Did the ‘Toilet Paper Crisis’ increase public interest in supply chain management?
Getting to the bottom of it.
As the Covid-19 Pandemic hit Europe and North America in March and April 2020, the threat of lockdowns led to panic-buying of many products. Perhaps most infamously of these was the shortage of toilet paper, as supply chains and logistics systems struggled to respond to the demand surge. In the operations and supply chain management world, the shortage garnered a lot of attention. But, did the wider public connect supply chain management to the toilet paper shortage?
To try to answer this question, I turned to Google Trends which analyses the frequency of search queries in the world’s most popular search engine. As people were desperately searching online, trying to find other sources of their most critical household consumable, I hypothesised that they might also be wondering why this problem had happened. Google trends has previously shown the world that ‘love’ and ‘porn’ are strongly correlated search terms, and that people are most likely to google the season they are in.
Let’s start with our baseline variable, did people search more for toilet paper during March and April 2020? We see a 2000% increase in toilet paper searches between February and March 2020. Perhaps most interestingly is how short-lived the crisis was.
Next, I considered how related semi-technical terms might be correlated to this crisis. Terms such as “disruption”, “delivery”, and “supply chains” are good examples of these. One challenge is making sure a search terms gets enough traffic to produce a useful result, some terms just aren’t common enough. Pulling the Google trends on these and normalising each so that its peak was 100 revealed some interesting results.
Searches for “supply chains” peak in exactly the same week that searches for “toilet paper” peak. Although there could be common causes for these, I suspect there was a loo roll-fueled peak in supply chain interest!

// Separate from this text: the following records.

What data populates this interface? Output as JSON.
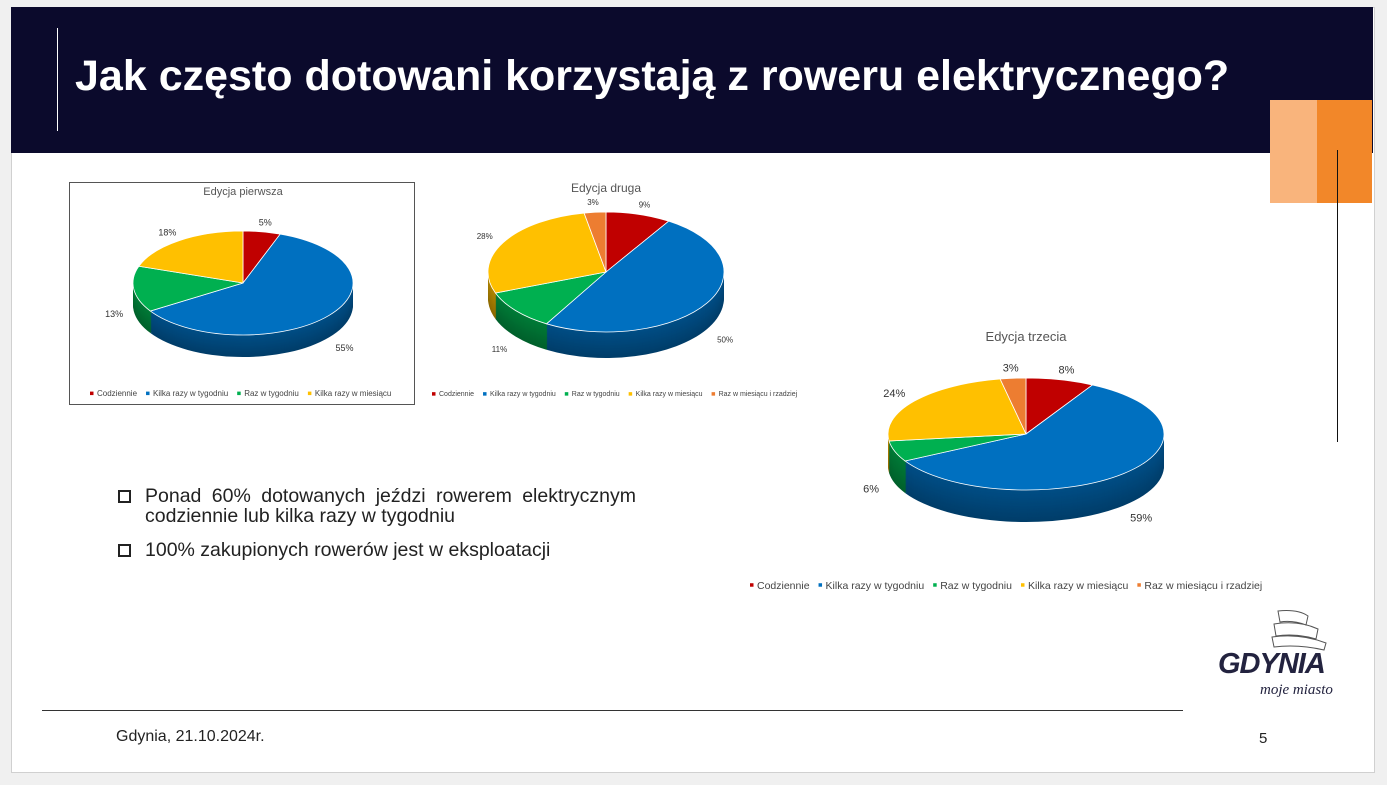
{
  "title": "Jak często dotowani korzystają z roweru elektrycznego?",
  "bullets": [
    "Ponad 60% dotowanych jeździ rowerem elektrycznym codziennie lub kilka razy w tygodniu",
    "100% zakupionych rowerów jest w eksploatacji"
  ],
  "footer": {
    "date": "Gdynia, 21.10.2024r.",
    "page": "5"
  },
  "logo": {
    "text": "GDYNIA",
    "tagline": "moje miasto"
  },
  "colors": {
    "header": "#0b0a2c",
    "accent_light": "#f9b47c",
    "accent": "#f28729"
  },
  "chart_data": [
    {
      "type": "pie",
      "title": "Edycja pierwsza",
      "categories": [
        "Codziennie",
        "Kilka razy w tygodniu",
        "Raz w tygodniu",
        "Kilka razy w miesiącu"
      ],
      "values": [
        5,
        55,
        13,
        18
      ],
      "labels": [
        "5%",
        "55%",
        "13%",
        "18%"
      ],
      "colors": [
        "#c00000",
        "#0070c0",
        "#00b050",
        "#ffc000"
      ],
      "legend": "bottom",
      "style": "3d"
    },
    {
      "type": "pie",
      "title": "Edycja druga",
      "categories": [
        "Codziennie",
        "Kilka razy w tygodniu",
        "Raz w tygodniu",
        "Kilka razy w miesiącu",
        "Raz w miesiącu i rzadziej"
      ],
      "values": [
        9,
        50,
        11,
        28,
        3
      ],
      "labels": [
        "9%",
        "50%",
        "11%",
        "28%",
        "3%"
      ],
      "colors": [
        "#c00000",
        "#0070c0",
        "#00b050",
        "#ffc000",
        "#ed7d31"
      ],
      "legend": "bottom",
      "style": "3d"
    },
    {
      "type": "pie",
      "title": "Edycja trzecia",
      "categories": [
        "Codziennie",
        "Kilka razy w tygodniu",
        "Raz w tygodniu",
        "Kilka razy w miesiącu",
        "Raz  w miesiącu i rzadziej"
      ],
      "values": [
        8,
        59,
        6,
        24,
        3
      ],
      "labels": [
        "8%",
        "59%",
        "6%",
        "24%",
        "3%"
      ],
      "colors": [
        "#c00000",
        "#0070c0",
        "#00b050",
        "#ffc000",
        "#ed7d31"
      ],
      "legend": "bottom",
      "style": "3d"
    }
  ]
}
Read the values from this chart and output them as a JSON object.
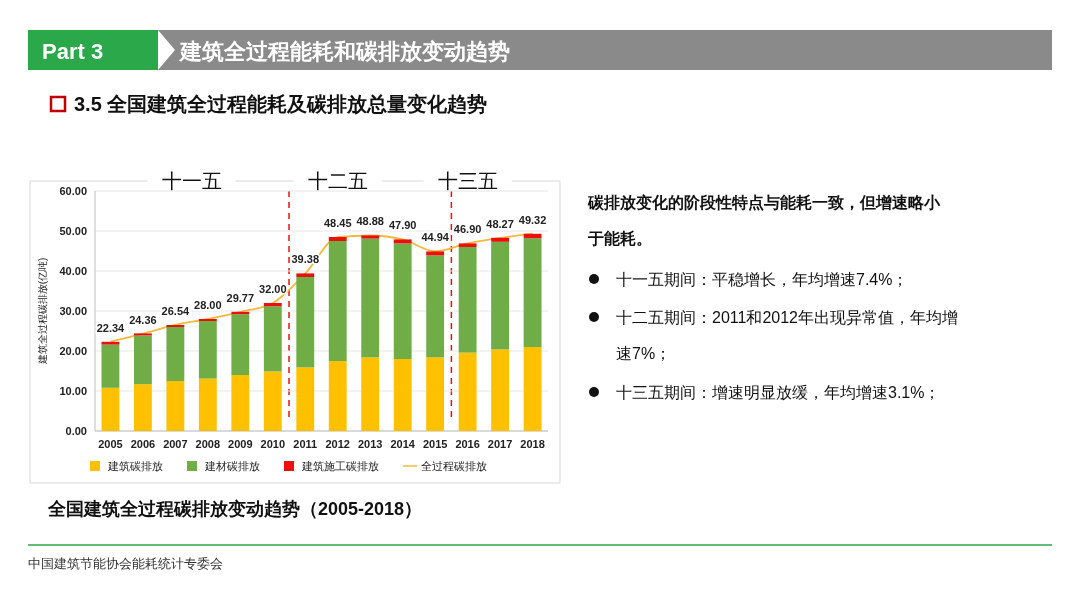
{
  "chart_data": {
    "type": "bar",
    "stacked": true,
    "title": "3.5 全国建筑全过程能耗及碳排放总量变化趋势",
    "ylabel": "建筑全过程碳排放(亿吨)",
    "categories": [
      "2005",
      "2006",
      "2007",
      "2008",
      "2009",
      "2010",
      "2011",
      "2012",
      "2013",
      "2014",
      "2015",
      "2016",
      "2017",
      "2018"
    ],
    "series": [
      {
        "name": "建筑碳排放",
        "color": "#ffc000",
        "values": [
          10.8,
          11.7,
          12.5,
          13.1,
          14.0,
          14.9,
          15.9,
          17.5,
          18.4,
          18.0,
          18.4,
          19.6,
          20.4,
          21.0
        ]
      },
      {
        "name": "建材碳排放",
        "color": "#70ad47",
        "values": [
          10.8,
          12.2,
          13.5,
          14.4,
          15.2,
          16.3,
          22.6,
          30.0,
          29.7,
          28.9,
          25.5,
          26.4,
          26.9,
          27.2
        ]
      },
      {
        "name": "建筑施工碳排放",
        "color": "#e8110f",
        "values": [
          0.7,
          0.5,
          0.5,
          0.5,
          0.6,
          0.8,
          0.9,
          1.0,
          0.8,
          1.0,
          1.0,
          0.9,
          1.0,
          1.1
        ]
      },
      {
        "name": "全过程碳排放",
        "type": "line",
        "color": "#f5b83d",
        "values": [
          22.34,
          24.36,
          26.54,
          28.0,
          29.77,
          32.0,
          39.38,
          48.45,
          48.88,
          47.9,
          44.94,
          46.9,
          48.27,
          49.32
        ],
        "value_labels": [
          "22.34",
          "24.36",
          "26.54",
          "28.00",
          "29.77",
          "32.00",
          "39.38",
          "48.45",
          "48.88",
          "47.90",
          "44.94",
          "46.90",
          "48.27",
          "49.32"
        ]
      }
    ],
    "ylim": [
      0,
      60
    ],
    "yticks": [
      {
        "value": 0,
        "label": "0.00"
      },
      {
        "value": 10,
        "label": "10.00"
      },
      {
        "value": 20,
        "label": "20.00"
      },
      {
        "value": 30,
        "label": "30.00"
      },
      {
        "value": 40,
        "label": "40.00"
      },
      {
        "value": 50,
        "label": "50.00"
      },
      {
        "value": 60,
        "label": "60.00"
      }
    ],
    "grid": "y",
    "legend": "bottom",
    "annotations": [
      "十一五",
      "十二五",
      "十三五",
      "Part 3",
      "建筑全过程能耗和碳排放变动趋势",
      "全国建筑全过程碳排放变动趋势（2005-2018）",
      "碳排放变化的阶段性特点与能耗一致，但增速略小于能耗。",
      "十一五期间：平稳增长，年均增速7.4%；",
      "十二五期间：2011和2012年出现异常值，年均增速7%；",
      "十三五期间：增速明显放缓，年均增速3.1%；",
      "中国建筑节能协会能耗统计专委会"
    ]
  }
}
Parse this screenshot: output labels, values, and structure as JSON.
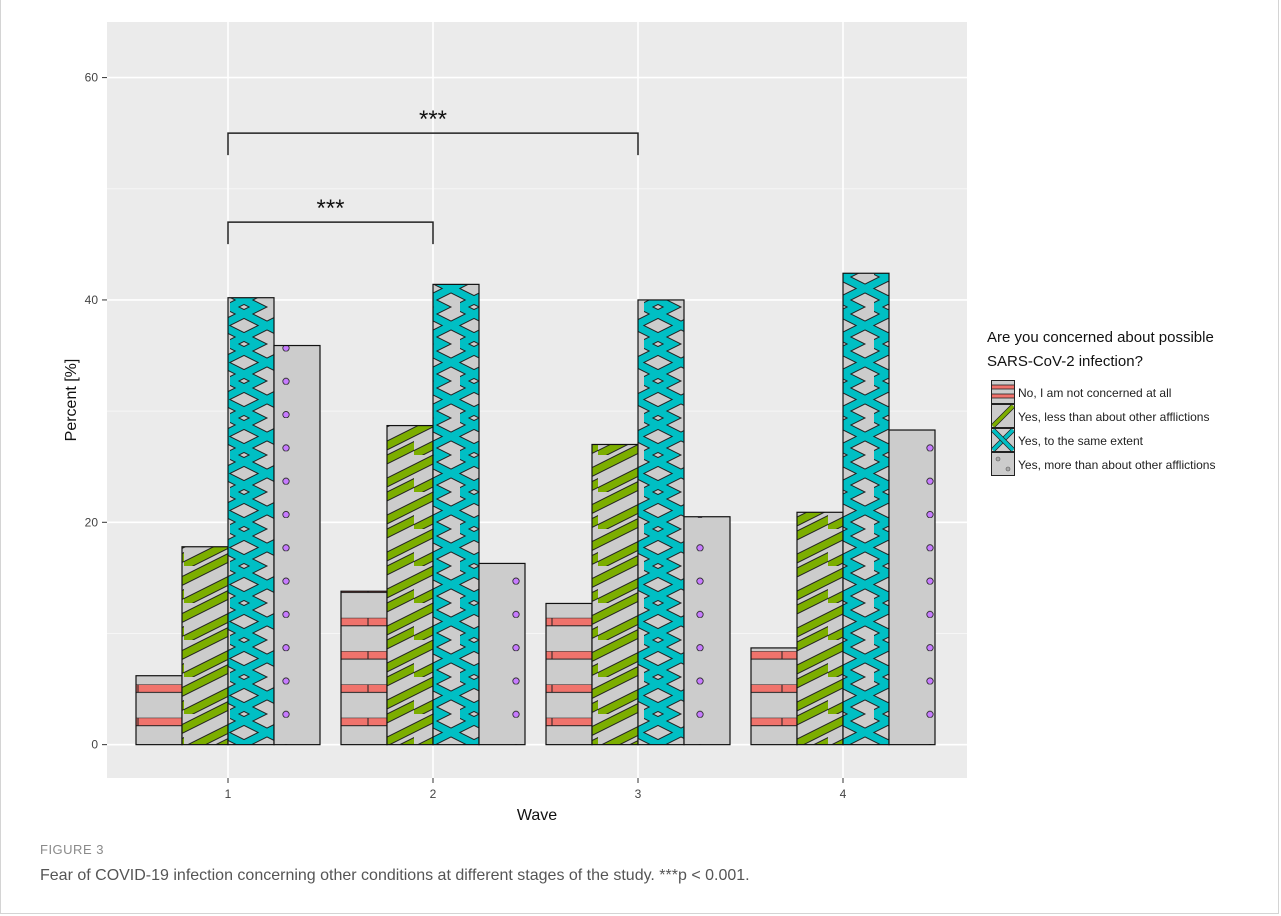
{
  "chart_data": {
    "type": "bar",
    "xlabel": "Wave",
    "ylabel": "Percent [%]",
    "categories": [
      "1",
      "2",
      "3",
      "4"
    ],
    "ylim": [
      -3,
      65
    ],
    "yticks": [
      0,
      20,
      40,
      60
    ],
    "grid": true,
    "legend_position": "right",
    "legend_title_lines": [
      "Are you concerned about possible",
      "SARS-CoV-2 infection?"
    ],
    "series": [
      {
        "name": "No, I am not concerned at all",
        "values": [
          6.2,
          13.8,
          12.7,
          8.7
        ],
        "pattern": "stripe",
        "pattern_color": "#f0736c"
      },
      {
        "name": "Yes, less than about other afflictions",
        "values": [
          17.8,
          28.7,
          27.0,
          20.9
        ],
        "pattern": "diagonal",
        "pattern_color": "#7cae00"
      },
      {
        "name": "Yes, to the same extent",
        "values": [
          40.2,
          41.4,
          40.0,
          42.4
        ],
        "pattern": "crosshatch",
        "pattern_color": "#00bfc4"
      },
      {
        "name": "Yes, more than about other afflictions",
        "values": [
          35.9,
          16.3,
          20.5,
          28.3
        ],
        "pattern": "dots",
        "pattern_color": "#c77cff"
      }
    ],
    "significance_brackets": [
      {
        "from": "1",
        "to": "2",
        "y": 47,
        "label": "***"
      },
      {
        "from": "1",
        "to": "3",
        "y": 55,
        "label": "***"
      }
    ]
  },
  "caption": {
    "label": "FIGURE 3",
    "text": "Fear of COVID-19 infection concerning other conditions at different stages of the study. ***p < 0.001."
  }
}
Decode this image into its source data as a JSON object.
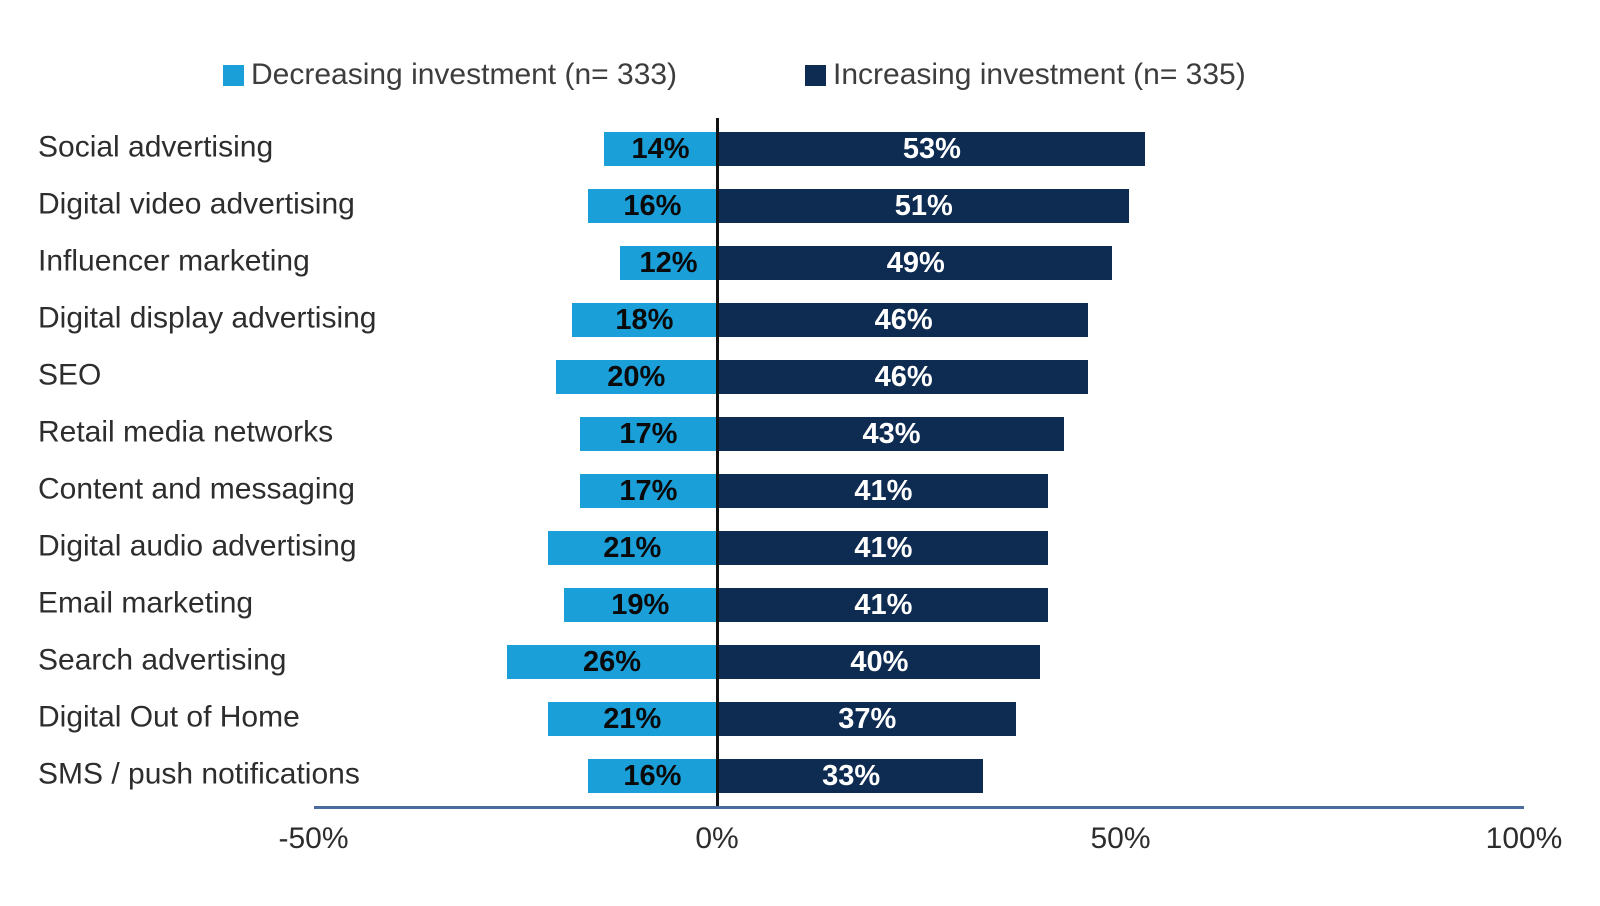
{
  "legend": [
    {
      "label": "Decreasing investment (n= 333)",
      "color": "#1b9fd9"
    },
    {
      "label": "Increasing investment (n= 335)",
      "color": "#0e2b52"
    }
  ],
  "chart_data": {
    "type": "bar",
    "variant": "horizontal-diverging",
    "title": "",
    "categories": [
      "Social advertising",
      "Digital video advertising",
      "Influencer marketing",
      "Digital display advertising",
      "SEO",
      "Retail media networks",
      "Content and messaging",
      "Digital audio advertising",
      "Email marketing",
      "Search advertising",
      "Digital Out of Home",
      "SMS / push notifications"
    ],
    "series": [
      {
        "name": "Decreasing investment (n= 333)",
        "direction": "negative",
        "color": "#1b9fd9",
        "values": [
          14,
          16,
          12,
          18,
          20,
          17,
          17,
          21,
          19,
          26,
          21,
          16
        ],
        "labels": [
          "14%",
          "16%",
          "12%",
          "18%",
          "20%",
          "17%",
          "17%",
          "21%",
          "19%",
          "26%",
          "21%",
          "16%"
        ]
      },
      {
        "name": "Increasing investment (n= 335)",
        "direction": "positive",
        "color": "#0e2b52",
        "values": [
          53,
          51,
          49,
          46,
          46,
          43,
          41,
          41,
          41,
          40,
          37,
          33
        ],
        "labels": [
          "53%",
          "51%",
          "49%",
          "46%",
          "46%",
          "43%",
          "41%",
          "41%",
          "41%",
          "40%",
          "37%",
          "33%"
        ]
      }
    ],
    "x_axis": {
      "tick_labels": [
        "-50%",
        "0%",
        "50%",
        "100%"
      ],
      "tick_values": [
        -50,
        0,
        50,
        100
      ],
      "range": [
        -50,
        100
      ]
    },
    "value_suffix": "%",
    "grid": false,
    "legend_position": "top",
    "axis_line_color": "#4a6b9e",
    "zero_line_color": "#111111"
  }
}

Our other two terms above suffer more heavily from common causes. Just as many parts of the world went into lockdowns, global search interest in “delivery” peaked. It’s interesting to see how “toilet paper” concerns led “delivery” issues by a week - this may support the view that the toilet paper crisis was a contributor to the surge in supply chain interest.
When is comes to “disruption” the pattern is harder to intuit. The spike in February 2020 may be caused by concerns about disruption to production and China went into lockdown before the rest of the world.
All of this leads to a slightly wider question, did search queries for “supply chains” get permanently higher during the covid-19 pandemic? if such a trend exists, it may point to a shift in attention to the field of supply chain management. As the graph below shows, there was been a 50% increase in searches for “supply chains” after the start of the Covid-19 pandemic. Whether or not this was caused by the toilet roll crisis, there is early evidence to suggest the general public is more conscious of the impact of supply chains on daily life.
Of course, this blog doesn’t draw concrete statistical conclusions. But I think it does point to some intriguing questions that may be worth looking at more rigorously. Academia is often criticised for being insular and the practical contribution of much research is overstated. Can supply chain management, at least, leverage the Covid-19 pandemic to change this?